Show your results with at least two different sets of virtual obstacles, and for each set, show at least two different goal points. To report your results:

• Tune your RRT* parameters (e.g. circle radius connect_circle_dist to be considered, expansion distance expand_dist), in the written report you will be asked to discuss this process.
• Plot containing the virtual obstacles, the obtained path (optionally the entire RRT* tree), clearly marking the starting and goal positions. Overlay the generated path with the executed path. For bonus, plot the covariances as ellipses (see Appendix).

To score fully the bonus with map: in addition to the above, show the planning using the house or the world of the TurtleBot3 (launch Gazebo with one of these environments and create the map to be used), and execute the motion in this environment.

Record a video of at least one successful trial, the video should contain:

• The choice of the goal point from RViz;
• The path execution in Gazebo. The path shown in the video must be one of the four plots in the report. Clearly state in the report which one corresponds to the video.

Video recording guidelines

Do not use your phone or an external camera pointing at the computer screen for the video, use a screen capture/recorder (e.g. on Windows 11 you can use the snipping tool, in Ubuntu you can use screenshot tool).

Please prepare a written report containing on the front page:

• Name (Family Name, First Name);
• Student ID.

Page limits (excluding the front page and appendix):

• 4 pages;
• 5 pages if with bonus marks (map integration).

Report the following sections in your report:

• Section 1 - Stack: the description and discussion of the stack (see Part 1), max 500 words.
• Section 2 - RRT* implementation:
  • Describe how th provided RRT* works and which modifications you implemented.
  • Describe how you integrated the path planning and navigation for the robot from the planner to the actual motions of the robot (you do not need to describe the entire stack again as you should have done this in Part 1), including the implementation of path smoothing.
• Section 3 - Testing:
  • Report figures as specified in Part 3.
  • Discuss how you tuned your RRT* parameters to reach the final parameters you used for the plots.
  • Discuss the performance of your RRT*.
• Section 4 - Final discussions:
  • Discuss the overall performance of your entire stack, i.e. including your PID controller, EKF, and RRT* planner.

Submit the report and the code on Dropbox (LEARN) in the corresponding folder.

• Report: one single pdf that can be checked for Turnitin (text must be detectable as such, i.e. not printed pdfs);
• Code: make sure to have commented your code!
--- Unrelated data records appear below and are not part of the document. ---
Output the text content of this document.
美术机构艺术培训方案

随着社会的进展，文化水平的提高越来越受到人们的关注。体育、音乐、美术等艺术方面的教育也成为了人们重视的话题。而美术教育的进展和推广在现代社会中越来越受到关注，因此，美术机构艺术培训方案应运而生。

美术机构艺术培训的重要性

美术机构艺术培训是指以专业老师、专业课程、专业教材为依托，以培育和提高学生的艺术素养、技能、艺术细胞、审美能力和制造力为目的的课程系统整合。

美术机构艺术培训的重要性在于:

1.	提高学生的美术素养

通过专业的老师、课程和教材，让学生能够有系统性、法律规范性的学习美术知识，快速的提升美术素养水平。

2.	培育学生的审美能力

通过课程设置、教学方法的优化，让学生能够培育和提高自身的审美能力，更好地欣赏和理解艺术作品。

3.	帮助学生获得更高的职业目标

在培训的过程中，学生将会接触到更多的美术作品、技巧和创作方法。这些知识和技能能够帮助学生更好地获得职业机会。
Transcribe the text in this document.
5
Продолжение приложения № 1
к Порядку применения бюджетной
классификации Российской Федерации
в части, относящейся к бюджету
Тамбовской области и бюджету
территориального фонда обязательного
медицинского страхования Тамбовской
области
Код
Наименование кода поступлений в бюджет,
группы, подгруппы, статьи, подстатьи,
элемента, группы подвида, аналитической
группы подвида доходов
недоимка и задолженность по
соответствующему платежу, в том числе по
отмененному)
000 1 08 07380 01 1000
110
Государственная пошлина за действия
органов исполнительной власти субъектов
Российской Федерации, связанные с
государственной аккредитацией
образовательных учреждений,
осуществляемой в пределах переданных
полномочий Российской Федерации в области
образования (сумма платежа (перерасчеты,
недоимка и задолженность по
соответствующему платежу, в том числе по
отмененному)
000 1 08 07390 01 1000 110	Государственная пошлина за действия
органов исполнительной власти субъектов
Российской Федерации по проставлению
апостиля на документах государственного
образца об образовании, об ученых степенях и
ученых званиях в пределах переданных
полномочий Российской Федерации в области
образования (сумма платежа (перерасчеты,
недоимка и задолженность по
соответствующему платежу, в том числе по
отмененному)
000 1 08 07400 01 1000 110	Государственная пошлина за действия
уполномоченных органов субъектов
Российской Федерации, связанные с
Submit one single zip file with everything (including the csv files obtained from the data log and the map files).
• Video: video file or link to the video in the report.

Good luck!

Functions from rrt.py

The rrt_star.py file uses some functions from rrt.py, mainly the following ones, you can find them with comments explaining the functions in rrt.py. It is advised to get familiar with them before proceeding with the completion of the code:

• steer
• check_collision

(Bonus) Covariances as ellipses

In this case, we are interested in the covariance in the x and y directions. The axis of the ellipse are defined by the standard deviations $\sigma_x$ and $\sigma_y$ (note standard deviations and not variance), leading to the following equation of the ellipse:

$$\begin{equation}(\frac{x}{\sigma_x})^2 + (\frac{y}{\sigma_y})^2 = d \end{equation}$$

Note that d is the scale of the ellipse and can be any number, e.g. 1. Make sure also to orient the ellipse so that it is tangent to the path (oriented as the heading theta of the robot).